Le compte n’y est pas

« Cette convention très légitime consacre l’engagement des praticiens à favoriser la qualité de la pratique et à moderniser leur rémunération », s’est félicité Frédéric van Roekeghem. Si la modernisation est bien au rendez-vous, du côté de son l’augmentation, c’est autre chose… Hormis le bonus que peut apporter l’option « P4P », la nouvelle convention n’est guère généreuse du côté revalorisation tarifaire. Après l’obtention au 1er janvier dernier du C à 23 euros – attendu depuis 2007 ! – les généralistes ne devaient pas espérer une nouvelle hausse de leur lettre-clé. La convention leur octroie cependant la possibilité de coter à 50 % les frottis comme un acte technique en plus de la consultation, et 2 V la nouvelle « Visite Longue et complexe » (VL) chez le patient Alzheimer. Trois spécialités cliniques bénéficient de revalorisations : les dermatologues, avec une consultation de dépistage des cancers cutanés à 46 euros, les pédiatres, avec une revalorisation à 38 euros des consultations obligatoires longues et complexes, et la création de la consultation du nouveau-né entre la sortie de la maternité et la 28e semaine (38 euros), et les psychiatres, qui voient leur lettre-clé (Cnpsy) passer de 34,30 euros à 37 euros. Ces derniers pourront en outre coter 1,5 euros une consultation effectuée dans les 48 h à la demande du médecin traitant. On peut ajouter encore la revalorisation du forfait de surveillance thermale, qui passe de 64,03 euros à 70 euros, et celle de la séance d’acupuncture (18 euros au lieu de 12,5 euros), et c’est tout pour ce qui est des revalorisations tarifaires.

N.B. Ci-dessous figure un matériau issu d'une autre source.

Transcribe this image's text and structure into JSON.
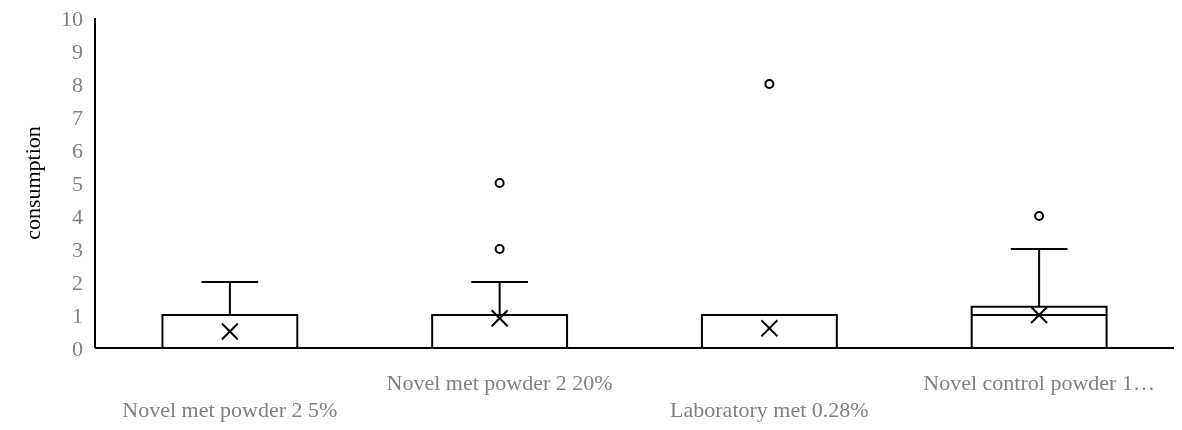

Du côté des moyens, le compte n’y est pas, même pour les signataires.

« Nous déplorons que les masses financières engagées ne soient pas à la hauteur, et que pour la première, fois une convention ne comporte aucune revalorisation du C des généralistes. Ce sera notre combat pour les cinq ans à venir ; il n’est dans l’intérêt de personne que les actes médicaux ne soient pas rémunérés à leur juste valeur », déclare Michel Chassang. « La rémunération forfaitaire – dont la part est très en-dessous de ce que nous souhaitons – n’est pas au niveau du travail demandé aux médecins, renchérit Claude Leicher. Quant à la FMF, c’est essentiellement ce manque de moyens qui a motivé son refus de signer. « Il aurait fallut aller chercher les marges financières là où elles sont, tonne son président, Jean-Paul Hamon, c’est-à-dire à l’hôpital, en en régulant l’accès une bonne fois pour toutes, et sur les prescriptions pharmaceutiques. Pour exercer une médecine libérale de qualité, il faut un vrai forfait secrétariat et un vrai forfait communication. On ne peut pas livrer la médecine libérale comme cela, en signant une convention sans conditions ! Et il n’y a rien pour infléchir la courbe démographique. Ce n’est pas avec ce texte qu’on va inciter les jeunes à s’installer. »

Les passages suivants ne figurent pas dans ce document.